Kinetic and thermodynamic characterization of thermosonication-assisted extraction of bioactives from lapsi fruit juice optimized by ANN-GA
Abstract
The present study focuses on an extensive investigation into thermosonication as a novel process for enhancing the extraction of bioactive functional compounds from lapsi fruit juice. Process optimization was achieved by using artificial neural networks (ANN) coupled with a genetic algorithm (GA), finding optimum conditions to be 75% amplitude, 40 °C, and 60 minutes. The release performance of principal functional compounds, such as total phenolic content, total flavonoid content, antioxidant activity, and ascorbic acid, was also investigated under these optimized conditions. Among all the kinetic models used, the pseudo-second-order model demonstrated the best correlation (R2 = 0.99, χ2 = 0.09), which indicated that compound release occurred by chemisorption processes. The process also revealed an initial rapid extraction phase, which was then followed by a steady plateau at 60 minutes. The activation energies were in the range of 29.45 to 35.23 kJ mol−1, and this indicated the temperature dependence of the process.
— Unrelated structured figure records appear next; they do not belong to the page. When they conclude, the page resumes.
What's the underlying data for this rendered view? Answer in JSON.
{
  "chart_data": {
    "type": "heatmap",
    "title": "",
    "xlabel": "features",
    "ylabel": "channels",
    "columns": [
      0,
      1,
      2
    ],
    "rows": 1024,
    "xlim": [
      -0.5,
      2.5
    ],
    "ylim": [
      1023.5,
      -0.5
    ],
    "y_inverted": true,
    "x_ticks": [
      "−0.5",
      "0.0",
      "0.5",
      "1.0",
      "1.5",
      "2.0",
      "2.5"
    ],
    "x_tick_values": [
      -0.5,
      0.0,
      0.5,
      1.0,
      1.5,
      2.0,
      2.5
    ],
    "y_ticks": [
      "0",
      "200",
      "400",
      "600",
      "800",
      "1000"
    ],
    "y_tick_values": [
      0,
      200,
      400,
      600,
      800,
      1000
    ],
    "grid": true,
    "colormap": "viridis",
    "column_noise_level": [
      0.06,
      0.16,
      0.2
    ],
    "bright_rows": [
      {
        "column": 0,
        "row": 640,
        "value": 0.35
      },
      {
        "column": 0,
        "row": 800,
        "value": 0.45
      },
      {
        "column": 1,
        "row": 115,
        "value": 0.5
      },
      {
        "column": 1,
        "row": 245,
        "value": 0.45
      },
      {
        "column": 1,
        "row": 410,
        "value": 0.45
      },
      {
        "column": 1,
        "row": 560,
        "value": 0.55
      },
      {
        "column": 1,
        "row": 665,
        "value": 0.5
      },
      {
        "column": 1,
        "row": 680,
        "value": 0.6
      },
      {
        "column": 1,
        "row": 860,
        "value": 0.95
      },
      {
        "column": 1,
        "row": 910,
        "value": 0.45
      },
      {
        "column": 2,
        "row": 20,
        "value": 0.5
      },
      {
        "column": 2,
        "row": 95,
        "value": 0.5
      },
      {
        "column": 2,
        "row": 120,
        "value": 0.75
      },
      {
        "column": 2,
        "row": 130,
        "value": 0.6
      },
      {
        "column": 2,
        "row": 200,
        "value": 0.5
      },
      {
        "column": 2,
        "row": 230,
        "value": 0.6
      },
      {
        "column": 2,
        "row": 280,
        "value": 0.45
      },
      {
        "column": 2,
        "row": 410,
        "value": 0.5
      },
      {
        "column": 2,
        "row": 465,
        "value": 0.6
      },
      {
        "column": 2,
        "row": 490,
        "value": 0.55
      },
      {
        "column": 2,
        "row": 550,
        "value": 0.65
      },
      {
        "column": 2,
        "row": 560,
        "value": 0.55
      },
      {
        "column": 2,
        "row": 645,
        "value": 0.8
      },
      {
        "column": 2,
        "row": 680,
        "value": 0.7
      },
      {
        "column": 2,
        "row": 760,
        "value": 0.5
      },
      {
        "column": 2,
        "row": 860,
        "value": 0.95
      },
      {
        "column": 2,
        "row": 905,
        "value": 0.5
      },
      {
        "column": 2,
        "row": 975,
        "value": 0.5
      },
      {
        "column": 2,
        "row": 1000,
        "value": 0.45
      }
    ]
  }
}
Thermodynamic studies revealed that the extraction was spontaneous under all tested temperatures (ΔG: −5.45 to −18.46 kJ mol−1), endothermic in nature (ΔH: 5.44 to 15.64 kJ mol−1), entropy-guided (ΔS: 18.03 to 57.23 J mol−1 K−1) and, therefore, capable of efficiently breaking down the cell walls and facilitating mass transfer. Optimal extraction efficiency was achieved at 40 °C, beyond which heat-induced degradation of labile compounds was observed. Kinetic and thermodynamic studies confirm that thermosonication enables efficient, spontaneous, and temperature-dependent extraction of bioactives from Lapsi juice. The findings support its feasibility for energy-efficient, scalable industrial applications.